Australian army nurse Sister Betty Jeffrey survived the sinking of the Vyner Brooke on 12 February 1942 only to become a Japanese prisoner of war. Jeffrey recorded her experiences in various camps, including Palembang on Sumatra, in notebooks and on scraps of paper.
For the prisoners, paper was a rare and valuable treasure, and writing implements were as difficult to obtain as food. Identity records, such marriage or birth certificates, or lists of names, were regularly confiscated and destroyed if discovered. Personal diaries and writings, created under difficult and dangerous circumstances, were also forbidden, but kept surreptitiously by many prisoners. Having surviving searches and destruction, these records are today some of the most valued items in the Research Centre’s collections.
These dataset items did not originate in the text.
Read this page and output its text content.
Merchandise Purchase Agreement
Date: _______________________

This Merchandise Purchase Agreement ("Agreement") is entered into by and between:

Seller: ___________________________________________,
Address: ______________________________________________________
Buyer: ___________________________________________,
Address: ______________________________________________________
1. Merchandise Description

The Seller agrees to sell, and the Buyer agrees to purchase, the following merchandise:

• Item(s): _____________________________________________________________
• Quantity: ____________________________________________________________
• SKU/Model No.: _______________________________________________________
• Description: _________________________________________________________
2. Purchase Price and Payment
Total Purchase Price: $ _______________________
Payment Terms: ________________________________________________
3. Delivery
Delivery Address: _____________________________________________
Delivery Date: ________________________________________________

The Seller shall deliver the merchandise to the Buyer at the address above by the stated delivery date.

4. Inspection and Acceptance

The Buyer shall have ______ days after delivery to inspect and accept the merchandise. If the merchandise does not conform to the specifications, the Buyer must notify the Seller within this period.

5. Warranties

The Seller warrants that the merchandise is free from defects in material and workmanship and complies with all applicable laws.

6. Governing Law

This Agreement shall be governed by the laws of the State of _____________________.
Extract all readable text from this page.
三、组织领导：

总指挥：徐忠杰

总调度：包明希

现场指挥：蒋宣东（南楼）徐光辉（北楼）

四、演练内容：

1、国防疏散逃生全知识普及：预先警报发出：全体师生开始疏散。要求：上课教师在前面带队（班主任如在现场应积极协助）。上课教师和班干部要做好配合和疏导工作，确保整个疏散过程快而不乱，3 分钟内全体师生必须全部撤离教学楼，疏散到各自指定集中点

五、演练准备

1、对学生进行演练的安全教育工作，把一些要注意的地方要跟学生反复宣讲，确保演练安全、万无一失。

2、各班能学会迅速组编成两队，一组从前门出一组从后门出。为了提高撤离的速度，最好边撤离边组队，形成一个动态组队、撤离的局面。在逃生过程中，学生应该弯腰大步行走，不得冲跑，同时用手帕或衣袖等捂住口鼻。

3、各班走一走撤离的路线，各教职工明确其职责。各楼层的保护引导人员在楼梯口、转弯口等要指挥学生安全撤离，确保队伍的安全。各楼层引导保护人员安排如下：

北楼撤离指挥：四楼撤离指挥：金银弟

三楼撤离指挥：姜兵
Jeffrey drew many sketches depicting camp life, including depictions of the various jobs she needed to perform to survive: carrying water, chopping wood, cutting hair. On an empty stomach, she wrote down mouth-watering recipes. Jeffrey also kept a diary in two children’s exercise books she managed to steal from the Japanese. She often had to hide it, sewing it into her pillowcase where it sometimes stayed for weeks, even months, at a time. Jeffrey later used her diary, and the scenes depicted in her sketches, to write her best-selling memoir White coolies (1954).
Among Jeffrey’s papers is a sketch that depicts waving hands and barbed wire. It was drawn in front of House Two at Palembang, the only place from where women could see their relatives in the men’s camp. The women would wave to the men in the distance each morning and evening. In White coolies she described how on Christmas Day 1942 they sang “Oh come, all ye faithful” for the men. She describes how they stopped and listened, and waved hankies, shirts and hats; a faint “thank you” was also heard. Two days later, the men sang the same song back to the women. Everyone wept.
In another camp near Palembang in 1944, Jeffrey joined the camp orchestra, for which women used their voices as musical instruments. Among Jeffrey’s papers are copies of the music they performed, which was originally transcribed by a British missionary, Margaret Dryburgh. The story of the orchestra was dramatised in the 1997 film Paradise Road.
Betty Jeffrey donated the majority of her papers to the Memorial in 1952. The sketches and music were donated by her family in 2000 and 2001.